Start by downloading this starter file. Connect to your Finch brython.birdbraintechnologies.com and load the starter file.

This file already contains a function to collect training data. You will collect acceleration data from the Finch in three different positions. You must hold the Finch in each position for about five seconds. Run the file to try it out. After it collects the training data, the program will print the first training sample in the console as an example. Each training sample is a list that consists of the acceleration of the Finch in x, y, and z directions, as well as the class label.

### Quantifying Distance Between Samples

The goal of the nearest neighbor algorithm is to find the training sample that is “closest” to a test sample. Once you find this nearest neighbor, you predict that the test sample will have the same class as that neighbor.

The first step is to calculate the difference between a training sample and a test sample. There are a lot of ways to do this, but we will use the Euclidean distance. This is the same way that you find the distance between two points (*a*,* b*) and (*c*, *d*) on the coordinate grid. The distance between the two points is the square root of (*a* – *c*)^{2} + (*b* – *d*)^{2}. We will use the same method, except that the samples may have more than two coordinates.

Start by defining a function named distanceBetween() that takes two parameters, *trainingSample* and *testSample*. Define a variable named *squaredDistance* that is equal to 0.

For each of the values in *testSample*, calculate the squared difference between that value and the corresponding value in *trainSample*, then add it to *squaredDifference*. Notice that we are using the length of *testSample* in our for loop. *trainingSample *has one additional value (the class label) that should not be included in this computation.

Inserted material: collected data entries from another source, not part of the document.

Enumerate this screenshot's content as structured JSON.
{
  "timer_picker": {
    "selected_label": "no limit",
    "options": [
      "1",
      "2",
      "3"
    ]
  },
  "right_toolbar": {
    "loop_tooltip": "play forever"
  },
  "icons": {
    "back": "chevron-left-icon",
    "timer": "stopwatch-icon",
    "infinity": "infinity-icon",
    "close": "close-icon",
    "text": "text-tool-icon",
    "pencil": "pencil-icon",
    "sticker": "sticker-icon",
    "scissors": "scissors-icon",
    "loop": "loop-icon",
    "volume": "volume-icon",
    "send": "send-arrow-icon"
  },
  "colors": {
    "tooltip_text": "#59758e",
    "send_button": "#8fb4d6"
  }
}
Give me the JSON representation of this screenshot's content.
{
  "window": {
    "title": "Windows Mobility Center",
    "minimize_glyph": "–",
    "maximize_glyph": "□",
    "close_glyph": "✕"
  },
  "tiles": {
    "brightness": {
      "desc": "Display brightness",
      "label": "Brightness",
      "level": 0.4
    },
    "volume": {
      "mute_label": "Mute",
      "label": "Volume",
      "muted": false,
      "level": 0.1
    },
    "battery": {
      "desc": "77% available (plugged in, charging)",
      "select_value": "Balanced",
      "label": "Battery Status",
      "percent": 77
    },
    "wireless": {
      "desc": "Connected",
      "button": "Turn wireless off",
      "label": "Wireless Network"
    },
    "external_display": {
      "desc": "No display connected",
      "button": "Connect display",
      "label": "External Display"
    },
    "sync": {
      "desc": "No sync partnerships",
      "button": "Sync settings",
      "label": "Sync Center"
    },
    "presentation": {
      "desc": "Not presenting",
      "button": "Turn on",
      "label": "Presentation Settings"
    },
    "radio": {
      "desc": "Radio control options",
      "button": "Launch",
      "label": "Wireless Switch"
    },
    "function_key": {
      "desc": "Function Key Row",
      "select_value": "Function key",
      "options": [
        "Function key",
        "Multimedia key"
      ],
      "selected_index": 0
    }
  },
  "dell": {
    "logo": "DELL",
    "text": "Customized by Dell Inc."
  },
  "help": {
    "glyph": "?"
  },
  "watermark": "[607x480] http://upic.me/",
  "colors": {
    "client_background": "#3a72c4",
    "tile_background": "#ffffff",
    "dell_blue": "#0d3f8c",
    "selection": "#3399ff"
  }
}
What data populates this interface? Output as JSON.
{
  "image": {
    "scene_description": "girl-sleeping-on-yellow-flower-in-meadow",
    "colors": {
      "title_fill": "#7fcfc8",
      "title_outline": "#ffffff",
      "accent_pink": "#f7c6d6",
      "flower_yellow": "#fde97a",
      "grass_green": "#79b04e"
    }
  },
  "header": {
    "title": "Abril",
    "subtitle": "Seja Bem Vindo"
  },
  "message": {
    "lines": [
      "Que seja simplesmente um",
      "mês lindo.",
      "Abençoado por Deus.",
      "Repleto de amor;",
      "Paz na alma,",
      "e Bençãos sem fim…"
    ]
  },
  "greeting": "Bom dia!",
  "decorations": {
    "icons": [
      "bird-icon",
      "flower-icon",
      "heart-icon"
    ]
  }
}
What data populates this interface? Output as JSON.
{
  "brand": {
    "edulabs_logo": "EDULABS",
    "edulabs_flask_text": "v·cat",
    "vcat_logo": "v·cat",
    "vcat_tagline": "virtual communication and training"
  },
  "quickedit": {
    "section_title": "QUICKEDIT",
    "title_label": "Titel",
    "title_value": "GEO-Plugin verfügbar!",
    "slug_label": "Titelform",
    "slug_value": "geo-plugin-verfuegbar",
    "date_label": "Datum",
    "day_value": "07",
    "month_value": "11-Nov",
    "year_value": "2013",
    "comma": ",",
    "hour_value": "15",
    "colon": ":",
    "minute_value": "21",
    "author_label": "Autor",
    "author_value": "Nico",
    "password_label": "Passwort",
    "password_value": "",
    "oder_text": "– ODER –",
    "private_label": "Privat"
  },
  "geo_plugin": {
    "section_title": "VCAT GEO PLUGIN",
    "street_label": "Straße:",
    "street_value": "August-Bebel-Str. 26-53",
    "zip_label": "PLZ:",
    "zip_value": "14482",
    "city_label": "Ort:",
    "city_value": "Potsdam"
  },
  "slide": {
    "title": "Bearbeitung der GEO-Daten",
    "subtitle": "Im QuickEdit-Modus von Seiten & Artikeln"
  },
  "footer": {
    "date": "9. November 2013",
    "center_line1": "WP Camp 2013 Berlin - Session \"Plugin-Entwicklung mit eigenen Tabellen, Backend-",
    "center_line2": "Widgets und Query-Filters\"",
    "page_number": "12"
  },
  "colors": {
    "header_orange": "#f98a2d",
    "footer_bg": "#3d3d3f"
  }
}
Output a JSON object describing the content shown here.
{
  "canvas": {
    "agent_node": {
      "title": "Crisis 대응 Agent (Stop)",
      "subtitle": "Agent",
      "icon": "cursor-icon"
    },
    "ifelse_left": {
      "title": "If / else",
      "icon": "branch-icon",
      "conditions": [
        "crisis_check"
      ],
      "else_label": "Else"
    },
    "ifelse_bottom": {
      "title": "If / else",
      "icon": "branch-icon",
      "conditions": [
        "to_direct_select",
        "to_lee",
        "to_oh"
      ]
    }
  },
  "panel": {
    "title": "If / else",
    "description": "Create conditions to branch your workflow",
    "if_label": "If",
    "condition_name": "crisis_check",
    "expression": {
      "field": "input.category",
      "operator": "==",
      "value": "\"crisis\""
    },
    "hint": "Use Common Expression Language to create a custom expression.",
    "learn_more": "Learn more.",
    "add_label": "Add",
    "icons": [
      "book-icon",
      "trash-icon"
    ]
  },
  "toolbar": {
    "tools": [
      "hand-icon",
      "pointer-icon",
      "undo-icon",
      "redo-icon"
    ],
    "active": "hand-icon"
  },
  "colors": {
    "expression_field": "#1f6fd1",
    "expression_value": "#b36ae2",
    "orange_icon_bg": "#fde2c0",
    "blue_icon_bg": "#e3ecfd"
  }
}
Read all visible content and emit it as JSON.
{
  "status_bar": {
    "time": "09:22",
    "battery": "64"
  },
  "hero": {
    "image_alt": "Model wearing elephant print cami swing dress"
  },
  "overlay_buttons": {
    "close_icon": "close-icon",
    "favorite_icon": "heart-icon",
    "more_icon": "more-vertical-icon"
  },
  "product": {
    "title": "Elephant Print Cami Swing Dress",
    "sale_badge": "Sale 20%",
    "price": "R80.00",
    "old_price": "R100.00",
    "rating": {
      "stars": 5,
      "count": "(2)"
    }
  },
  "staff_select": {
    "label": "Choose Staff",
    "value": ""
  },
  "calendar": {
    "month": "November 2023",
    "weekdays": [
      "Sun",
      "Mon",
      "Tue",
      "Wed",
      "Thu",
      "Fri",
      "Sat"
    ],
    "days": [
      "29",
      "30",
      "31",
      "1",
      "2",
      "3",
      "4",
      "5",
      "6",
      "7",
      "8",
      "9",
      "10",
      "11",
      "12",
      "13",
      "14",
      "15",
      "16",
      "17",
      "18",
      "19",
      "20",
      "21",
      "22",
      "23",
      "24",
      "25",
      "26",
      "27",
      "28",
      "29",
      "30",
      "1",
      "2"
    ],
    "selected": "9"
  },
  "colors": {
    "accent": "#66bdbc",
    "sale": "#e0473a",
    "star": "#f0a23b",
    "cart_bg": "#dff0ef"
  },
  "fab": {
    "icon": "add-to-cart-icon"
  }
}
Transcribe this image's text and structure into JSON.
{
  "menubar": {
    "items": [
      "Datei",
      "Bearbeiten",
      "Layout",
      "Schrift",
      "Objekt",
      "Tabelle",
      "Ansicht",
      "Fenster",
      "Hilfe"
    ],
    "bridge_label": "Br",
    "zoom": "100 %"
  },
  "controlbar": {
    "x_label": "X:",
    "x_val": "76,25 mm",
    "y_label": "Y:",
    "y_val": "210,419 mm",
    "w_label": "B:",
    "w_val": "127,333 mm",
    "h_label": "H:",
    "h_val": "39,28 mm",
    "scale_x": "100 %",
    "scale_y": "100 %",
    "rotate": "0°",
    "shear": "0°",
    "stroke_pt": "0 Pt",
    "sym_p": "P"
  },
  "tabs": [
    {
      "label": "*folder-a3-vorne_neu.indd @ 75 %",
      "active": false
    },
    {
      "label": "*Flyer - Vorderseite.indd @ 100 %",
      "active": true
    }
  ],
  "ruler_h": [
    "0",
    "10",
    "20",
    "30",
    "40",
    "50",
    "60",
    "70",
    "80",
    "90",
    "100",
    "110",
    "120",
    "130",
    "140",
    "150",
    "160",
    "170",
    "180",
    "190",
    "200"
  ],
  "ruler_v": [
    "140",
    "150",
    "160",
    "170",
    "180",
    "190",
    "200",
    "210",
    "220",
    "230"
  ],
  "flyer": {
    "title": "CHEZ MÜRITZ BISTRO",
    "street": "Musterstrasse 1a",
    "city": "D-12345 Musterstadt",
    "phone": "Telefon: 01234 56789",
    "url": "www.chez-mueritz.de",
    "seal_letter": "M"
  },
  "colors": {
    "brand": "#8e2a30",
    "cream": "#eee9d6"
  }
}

### Predicting the Class of a Test Sample

The next step in building your model is to use your distanceBetween() function to compare a new test sample to each of the training samples in order to find the nearest neighbor. You will find the distance between the test sample and each training sample. The training sample with the smallest distance is the nearest neighbor. In this diagram, the nearest neighbor is the circled orange point.

### Using the Model

Now that you have completed your model, you can use it to control the Finch. How can you use the Finch position to control the Finch?

As you write your program, consider changing the training positions and/or adding additional positions. Maybe you want the program to recognize when the Finch is tilted at a 45° angle!

Congratulations, you have created your very own machine learning model! Machine learning requires an enormous amount of computation, which is why it has only been developed since computers became cheap and fast. The calculations used by the Google Teachable Machine models and other machine learning models are far larger and more complex than what we have done here, but the idea is pretty similar. To make a prediction, the teachable machine looks through all the data and determines which class is “closest” to the current observation. Machine learning algorithms differ by how they separate the classes and how they compute what is “closest.”

Since you have used the getOrientation() method in Python, you may be wondering if that function uses a similar model. That method does not use machine learning, it uses if statements and thresholds to determine the position of the Finch from the acceleration values. This is less computationally intensive and doesn’t require training data. However, even though the model used here is not the easiest way to determine the position of the Finch, it does provide a good simple example of how the nearest neighbor algorithm works.